In all, Johnson’s story is a sad one. She navigated the social circumstances of a Black woman living on her own in the city with grace and sass, though acknowledges that no matter if she found love, no matter if she found success, it was shrouded in secrecy and short-lived. Readers cried for her, laughed at her jokes and left comments filled with awe toward her frank observations.

She named and described characters along the way: fellow dancers, mobsters, a quiet and kind fan who would bring her chocolates each year on Christmas. Her experiences outline the broader changes that have happened in New York over the past 50 years. Through Stanton’s photos of Johnson in her wheelchair and Johnson’s own memorabilia from her past, a clear picture forms of time’s relentless passing and the perspective that a hard life imparts on its victims.

But Johnson is no victim — she is a survivor.

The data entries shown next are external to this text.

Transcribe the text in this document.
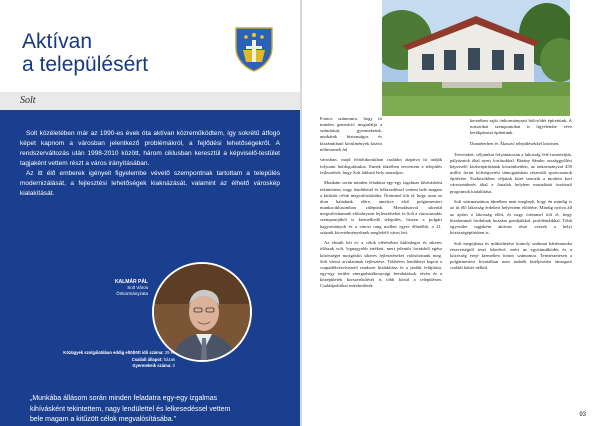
Aktívan
a településért
Solt

Solt közéletében már az 1990-es évek óta aktívan közreműködtem, így sokrétű átfogó képet kapnom a városban jelentkező problémákról, a fejlődési lehetőségekről. A rendszerváltozás után 1998-2010 között, három ciklusban keresztül a képviselő-testület tagjaként vettem részt a város irányításában.

Az itt élő emberek igényeit figyelembe vévető szempontnak tartottam a település modernizálását, a fejlesztési lehetőségek kiaknázását, valamint az élhető városkép kialakítását.

KALMÁR PÁL
Solt Város
Önkormányzata
Közügyek szolgálatában eddig eltöltött idő száma: 29 év
Családi állapot: házas
Gyermekeik száma: 2
„Munkába állásom során minden feladatra egy-egy izgalmas kihívásként tekintettem, nagy lendülettel és lelkesedéssel vettem bele magam a kitűzött célok megvalósításába.”

Fontos számomra, hogy itt minden generáció megtalálja a számítását, gyermekeink, unokáink biztonságos és kiszámítható körülmények között nőhessenek fel

városban, majd felnőttkorukban családot alapítva itt tudják folytatni boldogulásukat. Ennek tükrében terveztem a település fejlesztését, hogy Solt lakható hely maradjon.

Munkám során minden feladatra egy-egy izgalmas kihívásként tekintettem, nagy lendülettel és lelkesedéssel vettem bele magam a kitűzött célok megvalósításába. Örömmel tölt el, hogy azon az úton haladunk előre, amelyre első polgármesteri munkaciklusomban rálépünk. Meradásaival sikerült megvalósítanunk előirányzott fejlesztéseket és Solt a városiasodás szempontjából is kiemelkedő település, hiszen a polgári hagyományok és a városi rang mellett egyre élhetőbb, a 21. századi követelményeknek megfelelő város lett.

Az elmúlt két év a célok elérésében különleges és sikeres időszak volt, legnagyobb értékeit, mert jelentős forrásból egész közösséget mozgósító sikeres fejlesztéseket valósítottunk meg. Solt városi arculatának fejlesztése. Többéves lendületet kapott a csapadékvízelvezető rendszer kialakítása és a járdák felújítása, egy-egy terület energiahatékonysági beruházások révén és a középületek korszerűsítését is több közül a településen. Családpolitikai intézkedések

keretében saját önkormányzati bölcsődét építettünk. A turisztikai szempontokat is figyelembe véve kerékpárutat építettünk.

Dunaéterben és Ákasztó településekkel közösen.

Terveinket, céljainkat folyamatosan a lakosság felé ismertetjük, pályázatok által nyert forrásokkal. Bárány Sándor országgyűlési képviselő közbenjárásának köszönhetően, az önkormányzat 450 millió forint költségvetési támogatásban részesült sportcsarnok építésére. Eszközökben céljaink közé tartozik a modern kori városrendezés által a fiatalok helyben maradását ösztönző programok kialakítása.

Solt szármaszánon tűnrében nem meglepő, hogy én mindig is az itt élő lakosság érdekeit helyeztem előtérbe. Mindig nyitva áll az ajtóm a lakosság előtt, és nagy örömmel tölt el, hogy bizalommal fordulnak hozzám gondjaikkal, problémáikkal. Több egyesület tagjaként aktívan részt veszek a helyi közösségépítésben is.

Solt megújítása és működtetése komoly szakmai háttérmunka részvetségtől teszi lehetővé, ezért az együttműködés és a közösség ereje kiemelten fontos számomra. Természetesen a polgármesteri hivatalban nem tudnék kiteljesedni támogató családi háttér nélkül.

93
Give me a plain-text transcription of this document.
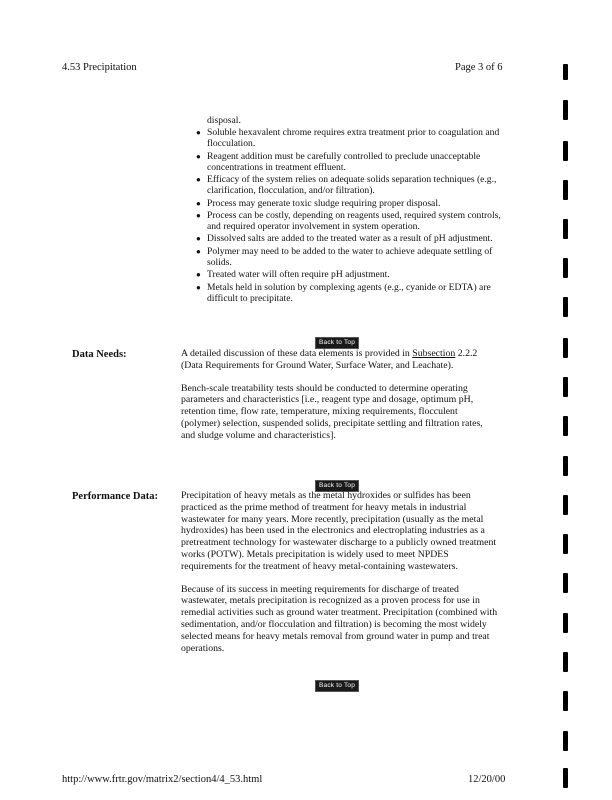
4.53 Precipitation	Page 3 of 6
disposal.
● Soluble hexavalent chrome requires extra treatment prior to coagulation and flocculation.
● Reagent addition must be carefully controlled to preclude unacceptable concentrations in treatment effluent.
● Efficacy of the system relies on adequate solids separation techniques (e.g., clarification, flocculation, and/or filtration).
● Process may generate toxic sludge requiring proper disposal.
● Process can be costly, depending on reagents used, required system controls, and required operator involvement in system operation.
● Dissolved salts are added to the treated water as a result of pH adjustment.
● Polymer may need to be added to the water to achieve adequate settling of solids.
● Treated water will often require pH adjustment.
● Metals held in solution by complexing agents (e.g., cyanide or EDTA) are difficult to precipitate.
Back to Top
Data Needs:	A detailed discussion of these data elements is provided in Subsection 2.2.2 (Data Requirements for Ground Water, Surface Water, and Leachate).

Bench-scale treatability tests should be conducted to determine operating parameters and characteristics [i.e., reagent type and dosage, optimum pH, retention time, flow rate, temperature, mixing requirements, flocculent (polymer) selection, suspended solids, precipitate settling and filtration rates, and sludge volume and characteristics].

Back to Top
Performance Data: Precipitation of heavy metals as the metal hydroxides or sulfides has been practiced as the prime method of treatment for heavy metals in industrial wastewater for many years. More recently, precipitation (usually as the metal hydroxides) has been used in the electronics and electroplating industries as a pretreatment technology for wastewater discharge to a publicly owned treatment works (POTW). Metals precipitation is widely used to meet NPDES requirements for the treatment of heavy metal-containing wastewaters.

Because of its success in meeting requirements for discharge of treated wastewater, metals precipitation is recognized as a proven process for use in remedial activities such as ground water treatment. Precipitation (combined with sedimentation, and/or flocculation and filtration) is becoming the most widely selected means for heavy metals removal from ground water in pump and treat operations.

Back to Top
http://www.frtr.gov/matrix2/section4/4_53.html	12/20/00
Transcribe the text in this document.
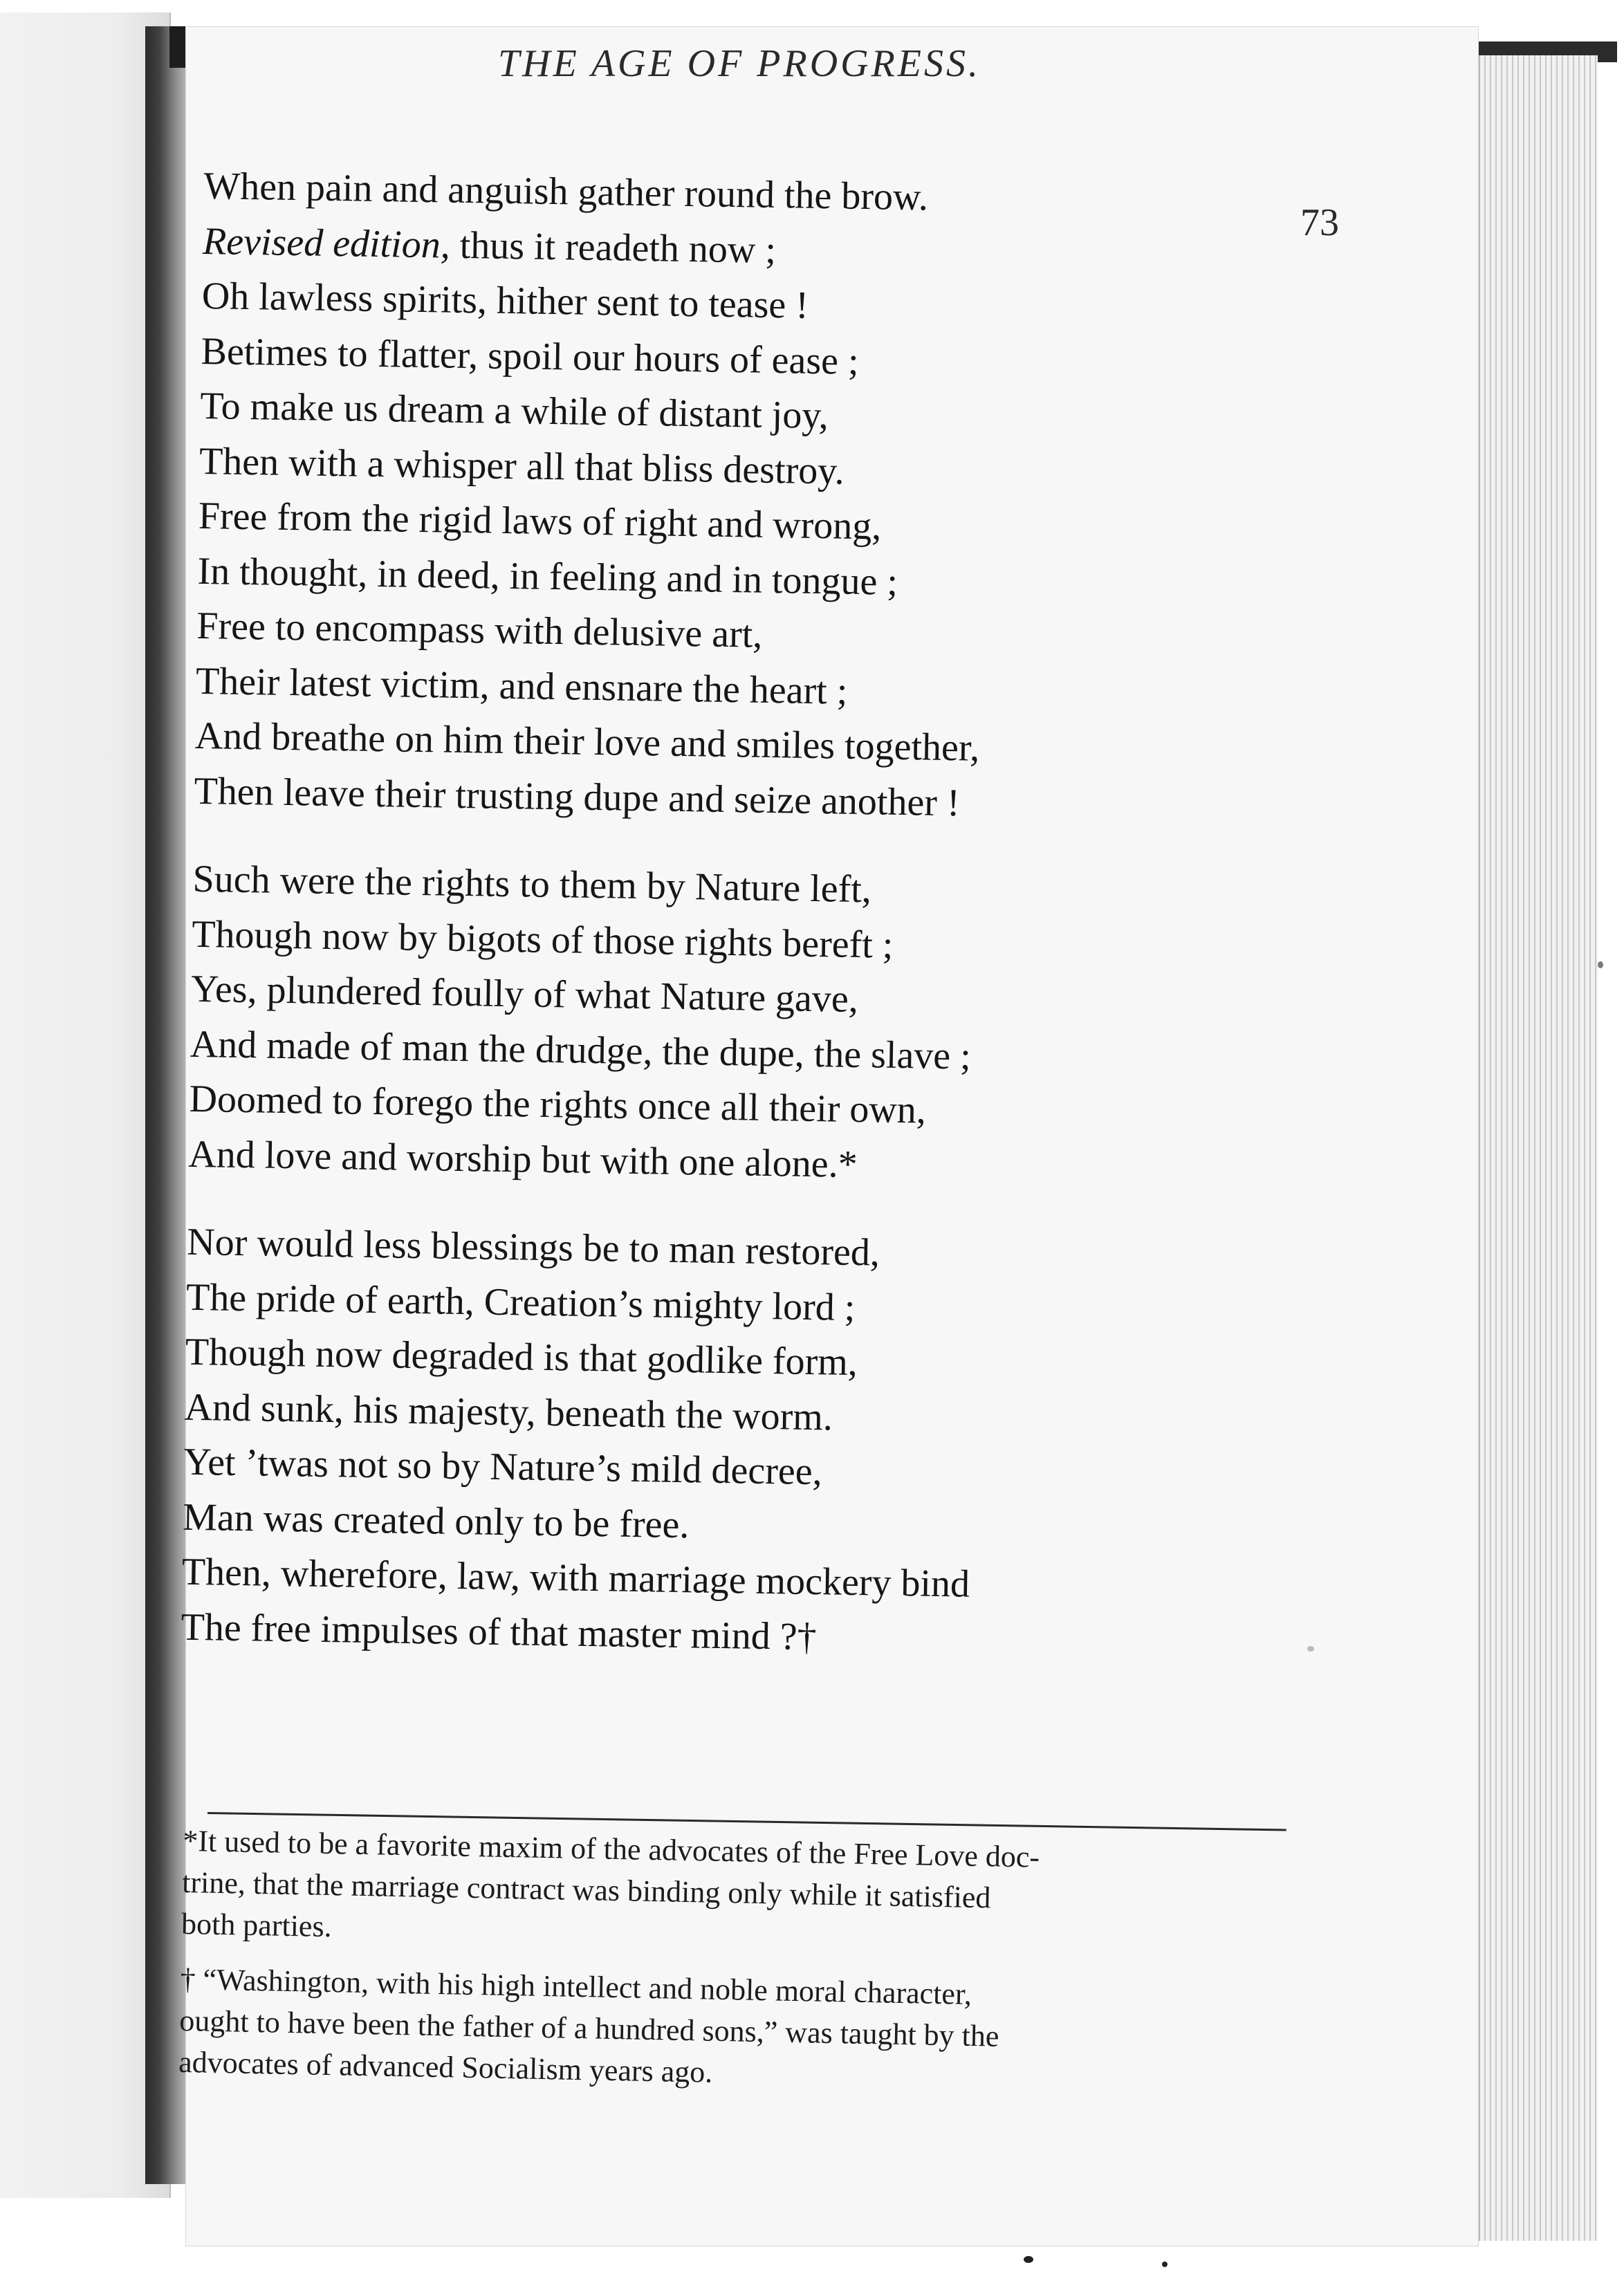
THE AGE OF PROGRESS.
73
When pain and anguish gather round the brow.
Revised edition, thus it readeth now ;
Oh lawless spirits, hither sent to tease !
Betimes to flatter, spoil our hours of ease ;
To make us dream a while of distant joy,
Then with a whisper all that bliss destroy.
Free from the rigid laws of right and wrong,
In thought, in deed, in feeling and in tongue ;
Free to encompass with delusive art,
Their latest victim, and ensnare the heart ;
And breathe on him their love and smiles together,
Then leave their trusting dupe and seize another !
Such were the rights to them by Nature left,
Though now by bigots of those rights bereft ;
Yes, plundered foully of what Nature gave,
And made of man the drudge, the dupe, the slave ;
Doomed to forego the rights once all their own,
And love and worship but with one alone.*
Nor would less blessings be to man restored,
The pride of earth, Creation’s mighty lord ;
Though now degraded is that godlike form,
And sunk, his majesty, beneath the worm.
Yet ’twas not so by Nature’s mild decree,
Man was created only to be free.
Then, wherefore, law, with marriage mockery bind
The free impulses of that master mind ?†
*It used to be a favorite maxim of the advocates of the Free Love doc-
trine, that the marriage contract was binding only while it satisfied
both parties.
† “Washington, with his high intellect and noble moral character,
ought to have been the father of a hundred sons,” was taught by the
advocates of advanced Socialism years ago.
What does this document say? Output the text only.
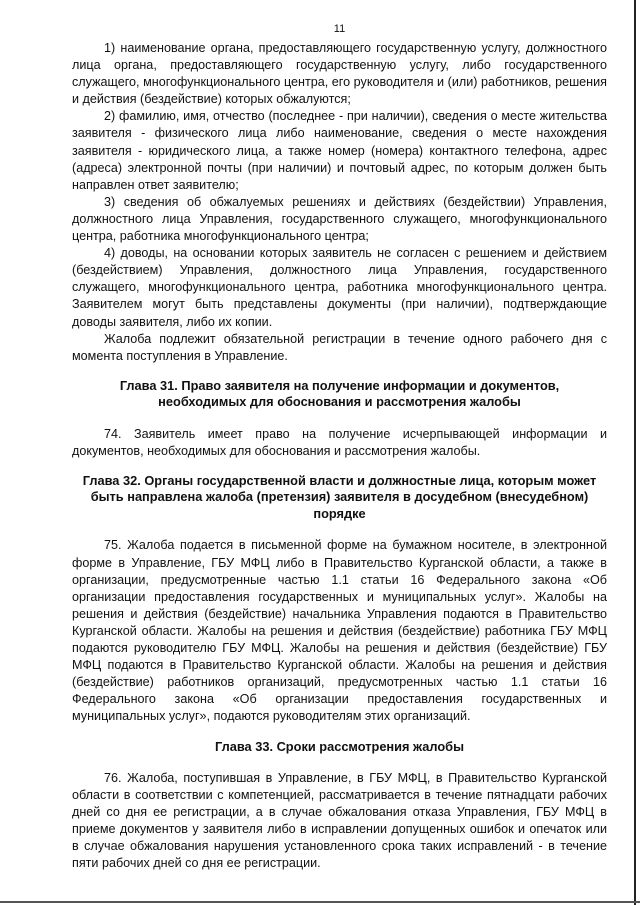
11

1) наименование органа, предоставляющего государственную услугу, должностного лица органа, предоставляющего государственную услугу, либо государственного служащего, многофункционального центра, его руководителя и (или) работников, решения и действия (бездействие) которых обжалуются;

2) фамилию, имя, отчество (последнее - при наличии), сведения о месте жительства заявителя - физического лица либо наименование, сведения о месте нахождения заявителя - юридического лица, а также номер (номера) контактного телефона, адрес (адреса) электронной почты (при наличии) и почтовый адрес, по которым должен быть направлен ответ заявителю;

3) сведения об обжалуемых решениях и действиях (бездействии) Управления, должностного лица Управления, государственного служащего, многофункционального центра, работника многофункционального центра;

4) доводы, на основании которых заявитель не согласен с решением и действием (бездействием) Управления, должностного лица Управления, государственного служащего, многофункционального центра, работника многофункционального центра. Заявителем могут быть представлены документы (при наличии), подтверждающие доводы заявителя, либо их копии.

Жалоба подлежит обязательной регистрации в течение одного рабочего дня с момента поступления в Управление.

Глава 31. Право заявителя на получение информации и документов, необходимых для обоснования и рассмотрения жалобы

74. Заявитель имеет право на получение исчерпывающей информации и документов, необходимых для обоснования и рассмотрения жалобы.

Глава 32. Органы государственной власти и должностные лица, которым может быть направлена жалоба (претензия) заявителя в досудебном (внесудебном) порядке

75. Жалоба подается в письменной форме на бумажном носителе, в электронной форме в Управление, ГБУ МФЦ либо в Правительство Курганской области, а также в организации, предусмотренные частью 1.1 статьи 16 Федерального закона «Об организации предоставления государственных и муниципальных услуг». Жалобы на решения и действия (бездействие) начальника Управления подаются в Правительство Курганской области. Жалобы на решения и действия (бездействие) работника ГБУ МФЦ подаются руководителю ГБУ МФЦ. Жалобы на решения и действия (бездействие) ГБУ МФЦ подаются в Правительство Курганской области. Жалобы на решения и действия (бездействие) работников организаций, предусмотренных частью 1.1 статьи 16 Федерального закона «Об организации предоставления государственных и муниципальных услуг», подаются руководителям этих организаций.

Глава 33. Сроки рассмотрения жалобы

76. Жалоба, поступившая в Управление, в ГБУ МФЦ, в Правительство Курганской области в соответствии с компетенцией, рассматривается в течение пятнадцати рабочих дней со дня ее регистрации, а в случае обжалования отказа Управления, ГБУ МФЦ в приеме документов у заявителя либо в исправлении допущенных ошибок и опечаток или в случае обжалования нарушения установленного срока таких исправлений - в течение пяти рабочих дней со дня ее регистрации.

She wrote her own story, and then she shared it thanks to a chance meeting with Stanton. Now the money she earned will help her live out the remainder of her life comfortably, and what’s left after her passing will go to the Association to Benefit Children, which assists homeless youths.

“It was starting to feel like everything that was going to happen to me had already happened,” Johnson told Stanton. “There was nothing left but a bunch of stories. And those aren’t worth much when there’s nobody to listen. But then I got this one last gig. Right as the curtain was coming down, I get this one last chance to be on stage. One last chance to be Tanqueray. And I haven’t forgotten how to do it.”